2. Les révolutions de 2011-2012 et la question palestinienne

Les événements qui se sont déroulés en Tunisie puis en Égypte permirent de renverser les deux hommes se trouvant à la tête du régime et leur entourage immédiat. Ces événements marquèrent le passage à deux nouveaux régimes. Ils permirent également de mettre fin à ce que nous appelions l’« axe de la modération arabe » mené par Hosni Moubarak et l’Arabie saoudite. Les politiques de la Ligue arabe étaient totalement soumises à cet axe par l’intermédiaire de son secrétaire général de l’époque Amr Moussa. Ce changement accentua le bouleversement des rapports de force en défaveur des États-Unis et de l’entité sioniste.

Les révolutions arabes se sont appuyées sur le slogan « le peuple veut la chute du régime », c'est-à-dire la chute des politiques conduites par ce régime. Ce slogan s’appliquait notamment à la question palestinienne et à la position de ces régimes quant à la résistance à l’occupation sioniste. Depuis 2001, les régimes tunisien et égyptien étaient entrés dans une phase de connivence avec les politiques étasunienne et sioniste. Cette connivence s’est clairement manifestée lors des guerres de 2006 au Liban et de 2008-2009 à Gaza. Toute la responsabilité de l’attaque sioniste fut imputée au Hezbollah puis au Hamas.
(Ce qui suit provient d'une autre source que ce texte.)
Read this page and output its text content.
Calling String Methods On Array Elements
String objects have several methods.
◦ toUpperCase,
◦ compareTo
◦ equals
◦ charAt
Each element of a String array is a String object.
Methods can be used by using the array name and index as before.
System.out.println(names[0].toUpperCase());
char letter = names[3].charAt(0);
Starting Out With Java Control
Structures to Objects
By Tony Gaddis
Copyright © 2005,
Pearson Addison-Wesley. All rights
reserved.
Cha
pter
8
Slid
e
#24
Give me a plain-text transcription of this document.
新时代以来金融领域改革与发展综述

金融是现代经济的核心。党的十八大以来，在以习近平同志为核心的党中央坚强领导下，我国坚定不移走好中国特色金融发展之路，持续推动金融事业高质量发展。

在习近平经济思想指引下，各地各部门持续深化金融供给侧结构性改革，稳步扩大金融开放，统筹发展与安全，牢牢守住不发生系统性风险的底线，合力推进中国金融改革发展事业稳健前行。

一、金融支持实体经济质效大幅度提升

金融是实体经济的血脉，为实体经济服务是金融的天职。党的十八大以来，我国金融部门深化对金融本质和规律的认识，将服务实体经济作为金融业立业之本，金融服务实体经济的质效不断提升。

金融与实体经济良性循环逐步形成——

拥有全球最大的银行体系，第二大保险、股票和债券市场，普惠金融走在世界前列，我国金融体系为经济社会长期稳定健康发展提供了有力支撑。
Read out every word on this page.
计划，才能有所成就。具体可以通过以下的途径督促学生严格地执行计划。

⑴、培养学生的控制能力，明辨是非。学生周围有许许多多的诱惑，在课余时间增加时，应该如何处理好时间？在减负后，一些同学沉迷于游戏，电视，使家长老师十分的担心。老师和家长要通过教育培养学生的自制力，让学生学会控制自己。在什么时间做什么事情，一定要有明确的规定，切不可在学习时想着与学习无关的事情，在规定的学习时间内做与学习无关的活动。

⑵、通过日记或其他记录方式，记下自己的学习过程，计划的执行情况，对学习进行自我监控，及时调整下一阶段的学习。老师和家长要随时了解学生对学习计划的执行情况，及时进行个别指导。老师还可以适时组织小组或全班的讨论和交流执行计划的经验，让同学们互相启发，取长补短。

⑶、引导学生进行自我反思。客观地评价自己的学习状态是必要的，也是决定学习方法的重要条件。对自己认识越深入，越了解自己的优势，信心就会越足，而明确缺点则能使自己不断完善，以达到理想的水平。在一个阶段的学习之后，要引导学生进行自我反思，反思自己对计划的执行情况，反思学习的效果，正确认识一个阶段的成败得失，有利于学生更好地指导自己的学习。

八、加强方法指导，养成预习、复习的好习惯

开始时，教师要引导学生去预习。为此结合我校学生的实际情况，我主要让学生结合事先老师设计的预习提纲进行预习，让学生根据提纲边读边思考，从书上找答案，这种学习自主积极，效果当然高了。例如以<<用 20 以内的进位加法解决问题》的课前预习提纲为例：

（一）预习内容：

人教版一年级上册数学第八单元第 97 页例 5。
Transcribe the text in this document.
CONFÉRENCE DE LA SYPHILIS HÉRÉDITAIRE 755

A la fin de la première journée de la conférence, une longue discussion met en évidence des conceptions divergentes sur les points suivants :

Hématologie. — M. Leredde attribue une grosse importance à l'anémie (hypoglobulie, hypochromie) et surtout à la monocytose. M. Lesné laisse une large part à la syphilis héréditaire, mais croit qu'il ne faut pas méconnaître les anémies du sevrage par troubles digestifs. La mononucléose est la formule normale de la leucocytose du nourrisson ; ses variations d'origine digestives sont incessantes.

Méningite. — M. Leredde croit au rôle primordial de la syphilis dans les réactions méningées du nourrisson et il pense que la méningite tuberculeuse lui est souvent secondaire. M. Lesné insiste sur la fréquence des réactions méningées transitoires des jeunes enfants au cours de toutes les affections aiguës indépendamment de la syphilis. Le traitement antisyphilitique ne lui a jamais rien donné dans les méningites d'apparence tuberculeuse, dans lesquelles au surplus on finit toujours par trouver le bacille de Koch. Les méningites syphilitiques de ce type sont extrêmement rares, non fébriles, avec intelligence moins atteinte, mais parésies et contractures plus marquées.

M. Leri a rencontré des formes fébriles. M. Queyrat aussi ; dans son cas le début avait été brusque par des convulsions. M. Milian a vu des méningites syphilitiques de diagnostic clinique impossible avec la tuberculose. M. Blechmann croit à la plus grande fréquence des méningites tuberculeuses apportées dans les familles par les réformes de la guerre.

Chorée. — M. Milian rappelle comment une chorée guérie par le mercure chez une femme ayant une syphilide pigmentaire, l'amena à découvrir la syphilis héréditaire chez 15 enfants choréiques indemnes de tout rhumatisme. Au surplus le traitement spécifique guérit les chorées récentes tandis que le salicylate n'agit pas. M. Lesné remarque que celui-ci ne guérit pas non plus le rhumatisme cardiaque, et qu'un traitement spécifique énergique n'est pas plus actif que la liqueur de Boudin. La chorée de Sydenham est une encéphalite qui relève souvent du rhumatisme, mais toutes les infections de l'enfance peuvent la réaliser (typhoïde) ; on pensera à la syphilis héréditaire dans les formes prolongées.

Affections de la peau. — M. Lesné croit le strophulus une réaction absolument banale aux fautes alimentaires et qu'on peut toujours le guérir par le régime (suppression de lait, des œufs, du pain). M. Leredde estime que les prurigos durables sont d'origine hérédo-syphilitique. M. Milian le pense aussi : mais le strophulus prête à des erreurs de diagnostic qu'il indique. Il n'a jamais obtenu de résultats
Ces derniers ont dû tenir tête à l’Arabie saoudite, à un grand nombre de pays arabes et au secrétariat général de la Ligue arabe jusqu’à ce que deux sommets arabes condamnent les deux agressions sionistes.

D’un point de vue objectif, en prenant en compte les rapports de force actuels, et en faisant abstraction des slogans énoncés par les révolutions ou les politiques mises en place par les gouvernements de transition, le seul renversement du régime de Hosni Moubarak et l’effondrement de l’« axe de la modération arabe », ont constitué un changement allant dans le sens des Palestiniens et contre celui des États-Unis et de l’entité sioniste.

La situation arabe a imposé d’insister tout particulièrement sur les affaires intérieures et sur l’introduction de modifications internes à chaque pays. Elle a provoqué une trêve dans les conflits avec l’extérieur. Toutes ces orientations s’inscrivaient dans la continuité des slogans révolutionnaires qui insistaient particulièrement sur les affaires intérieures. Les slogans du peuple exprimant la volonté de libération de la Palestine se manifestaient uniquement par intermittence.

Cette évolution s’est accompagnée d’une division dans les rangs des forces et des courants qui s’étaient réunis sur le terrain et qui avaient participé ensemble à la chute des régimes et à la victoire des révolutions. Lors de la phase de transition, l’adhésion rapide à un processus électoral parlementaire et présidentiel, a joué un rôle fatal. Il a permis l’approfondissement des fissures dans les rangs des forces et des courants ayant mené les révolutions.

La guerre à Gaza en novembre 2012, les expressions politiques, militaires et combatives de la part de la résistance sous le commandement du Hamas et du Jihad islamique, et le fait que ces mouvements aient réussi à imposer les conditions de la résistance lors de l’accord de cessez-le-feu, confirment que le rapport de force n’est plus à l’avantage des États-Unis et de l’entité sioniste. Les modifications se sont produites dans le sens du renforcement de la cause et de la résistance palestinienne. Ce renforcement apparaitra de manière plus évidente si une troisième intifada éclate en Cisjordanie afin de repousser l’occupation, de démanteler les colonies et de libérer al-Quds sans condition.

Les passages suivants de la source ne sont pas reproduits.